Chaney founded the Brooklyn-based vegan restaurant Sol Sips in 2018 when she was just 21-years-old.
“For a lot of Black people, having a brick-and-mortar itself is a huge thing. The history of distribution of wealth and financial literacy can make getting funding and loans difficult. The disparities are there,” she told Time Out New York.
Sol Sips’ mission is to make vegan food accessible to everyone, especially those living in low-income areas. Minority and low-income communities are frequently located in food deserts—geographic areas that lack access to healthy, affordable foods.
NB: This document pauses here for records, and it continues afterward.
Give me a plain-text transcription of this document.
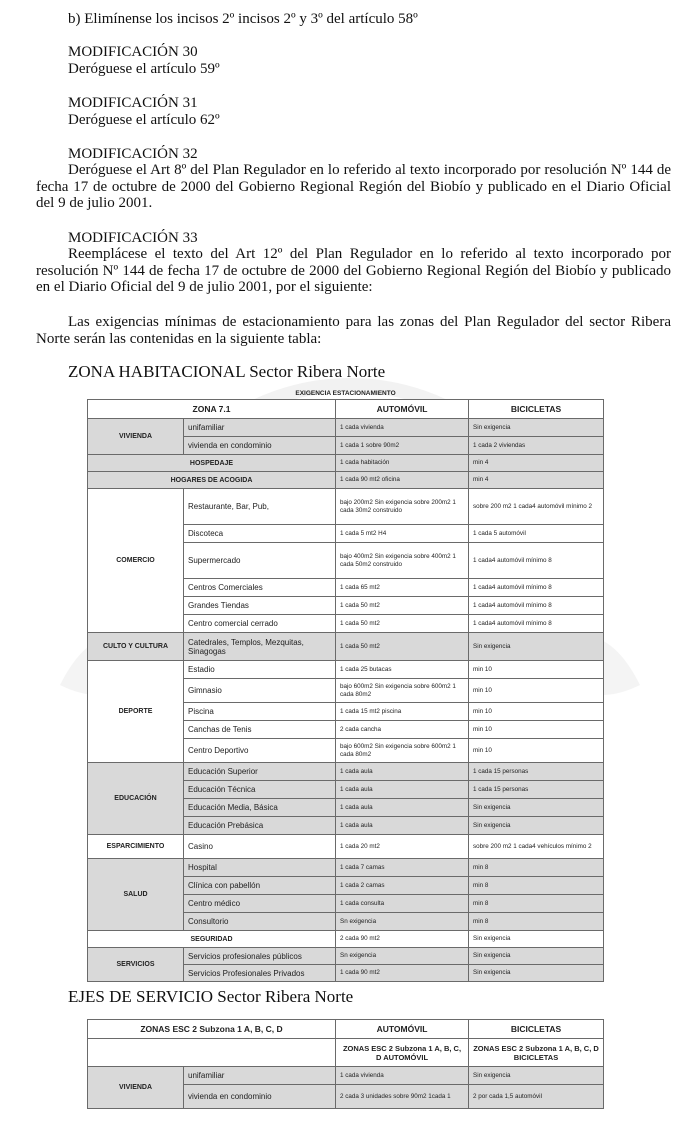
b) Elimínense los incisos 2º incisos 2º y 3º del artículo 58º
MODIFICACIÓN 30
Deróguese el artículo 59º
MODIFICACIÓN 31
Deróguese el artículo 62º
MODIFICACIÓN 32
Deróguese el Art 8º del Plan Regulador en lo referido al texto incorporado por resolución Nº 144 de fecha 17 de octubre de 2000 del Gobierno Regional Región del Biobío y publicado en el Diario Oficial del 9 de julio 2001.
MODIFICACIÓN 33
Reemplácese el texto del Art 12º del Plan Regulador en lo referido al texto incorporado por resolución Nº 144 de fecha 17 de octubre de 2000 del Gobierno Regional Región del Biobío y publicado en el Diario Oficial del 9 de julio 2001, por el siguiente:
Las exigencias mínimas de estacionamiento para las zonas del Plan Regulador del sector Ribera Norte serán las contenidas en la siguiente tabla:
ZONA HABITACIONAL Sector Ribera Norte
EXIGENCIA ESTACIONAMIENTO
ZONA 7.1		AUTOMÓVIL	BICICLETAS
VIVIENDA	unifamiliar	1 cada vivienda	Sin exigencia
	vivienda en condominio	1 cada 1 sobre 90m2	1 cada 2 viviendas
HOSPEDAJE		1 cada habitación	min 4
HOGARES DE ACOGIDA		1 cada 90 mt2 oficina	min 4
COMERCIO	Restaurante, Bar, Pub,	bajo 200m2 Sin exigencia sobre 200m2 1 cada 30m2 construido	sobre 200 m2 1 cada4 automóvil mínimo 2
	Discoteca	1 cada 5 mt2 H4	1 cada 5 automóvil
	Supermercado	bajo 400m2 Sin exigencia sobre 400m2 1 cada 50m2 construido	1 cada4 automóvil mínimo 8
	Centros Comerciales	1 cada 65 mt2	1 cada4 automóvil mínimo 8
	Grandes Tiendas	1 cada 50 mt2	1 cada4 automóvil mínimo 8
	Centro comercial cerrado	1 cada 50 mt2	1 cada4 automóvil mínimo 8
CULTO Y CULTURA	Catedrales, Templos, Mezquitas, Sinagogas	1 cada 50 mt2	Sin exigencia
DEPORTE	Estadio	1 cada 25 butacas	min 10
	Gimnasio	bajo 600m2 Sin exigencia sobre 600m2 1 cada 80m2	min 10
	Piscina	1 cada 15 mt2 piscina	min 10
	Canchas de Tenis	2 cada cancha	min 10
	Centro Deportivo	bajo 600m2 Sin exigencia sobre 600m2 1 cada 80m2	min 10
EDUCACIÓN	Educación Superior	1 cada aula	1 cada 15 personas
	Educación Técnica	1 cada aula	1 cada 15 personas
	Educación Media, Básica	1 cada aula	Sin exigencia
	Educación Prebásica	1 cada aula	Sin exigencia
ESPARCIMIENTO	Casino	1 cada 20 mt2	sobre 200 m2 1 cada4 vehículos mínimo 2
SALUD	Hospital	1 cada 7 camas	min 8
	Clínica con pabellón	1 cada 2 camas	min 8
	Centro médico	1 cada consulta	min 8
	Consultorio	Sn exigencia	min 8
SEGURIDAD		2 cada 90 mt2	Sin exigencia
SERVICIOS	Servicios profesionales públicos	Sn exigencia	Sin exigencia
	Servicios Profesionales Privados	1 cada 90 mt2	Sin exigencia
EJES DE SERVICIO Sector Ribera Norte
ZONAS ESC 2 Subzona 1 A, B, C, D		AUTOMÓVIL	BICICLETAS
		ZONAS ESC 2 Subzona 1 A, B, C, D AUTOMÓVIL	ZONAS ESC 2 Subzona 1 A, B, C, D BICICLETAS
VIVIENDA	unifamiliar	1 cada vivienda	Sin exigencia
	vivienda en condominio	2 cada 3 unidades sobre 90m2 1cada 1	2 por cada 1,5 automóvil
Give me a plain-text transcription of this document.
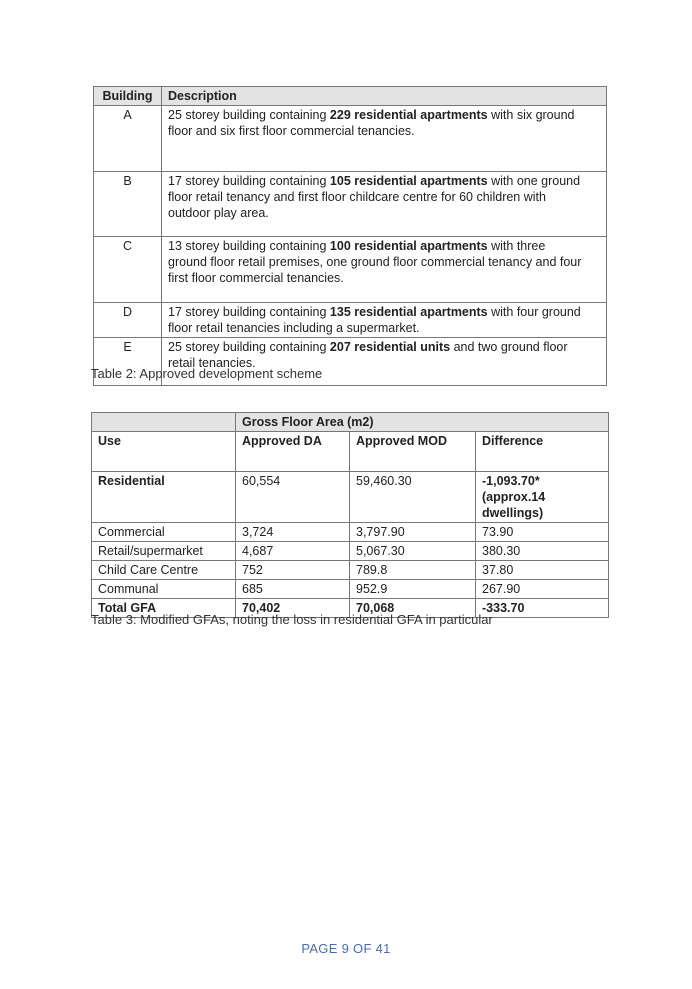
Building	Description
A	25 storey building containing 229 residential apartments with six ground floor and six first floor commercial tenancies.
B	17 storey building containing 105 residential apartments with one ground floor retail tenancy and first floor childcare centre for 60 children with outdoor play area.
C	13 storey building containing 100 residential apartments with three ground floor retail premises, one ground floor commercial tenancy and four first floor commercial tenancies.
D	17 storey building containing 135 residential apartments with four ground floor retail tenancies including a supermarket.
E	25 storey building containing 207 residential units and two ground floor retail tenancies.
Table 2: Approved development scheme
	Gross Floor Area (m2)		
Use	Approved DA	Approved MOD	Difference
Residential	60,554	59,460.30	-1,093.70* (approx.14 dwellings)
Commercial	3,724	3,797.90	73.90
Retail/supermarket	4,687	5,067.30	380.30
Child Care Centre	752	789.8	37.80
Communal	685	952.9	267.90
Total GFA	70,402	70,068	-333.70
Table 3: Modified GFAs, noting the loss in residential GFA in particular
PAGE 9 OF 41
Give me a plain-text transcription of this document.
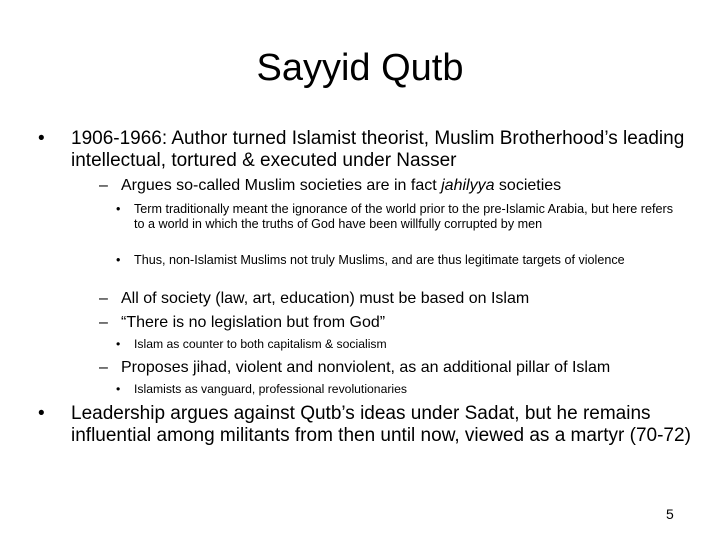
Sayyid Qutb
•	1906-1966: Author turned Islamist theorist, Muslim Brotherhood’s leading intellectual, tortured & executed under Nasser
– Argues so-called Muslim societies are in fact jahilyya societies
•	Term traditionally meant the ignorance of the world prior to the pre-Islamic Arabia, but here refers to a world in which the truths of God have been willfully corrupted by men
•	Thus, non-Islamist Muslims not truly Muslims, and are thus legitimate targets of violence
– All of society (law, art, education) must be based on Islam
– “There is no legislation but from God”
•	Islam as counter to both capitalism & socialism
– Proposes jihad, violent and nonviolent, as an additional pillar of Islam
•	Islamists as vanguard, professional revolutionaries
•	Leadership argues against Qutb’s ideas under Sadat, but he remains influential among militants from then until now, viewed as a martyr (70-72)
5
Studies show wealthier areas have three times as many supermarkets than low-income areas.
And Chaney isn’t alone in wanting to make healthy, vegan food more accessible.
Veggie Mijas, a vegan food and social justice collective, announced on Instagram that it would be distributing free fresh produce to BIPOC (Black, Indigenous, and People of Color) community members in Red Hook, Harlem, and South Bronx on June 4.
Veggie Mijas’ founder Amy Quichiz told LIVEKINDLY the collective is “A space for folks of color to feel safer and talk about veganism, environmentalism, and to advocate for food justice in their communities.”
Chilis on Wheels, another NYC-based food justice charity with chapters across the country, is supporting jailed protesters of Black Lives Matter with free food and supplies, according to a recent Instagram post.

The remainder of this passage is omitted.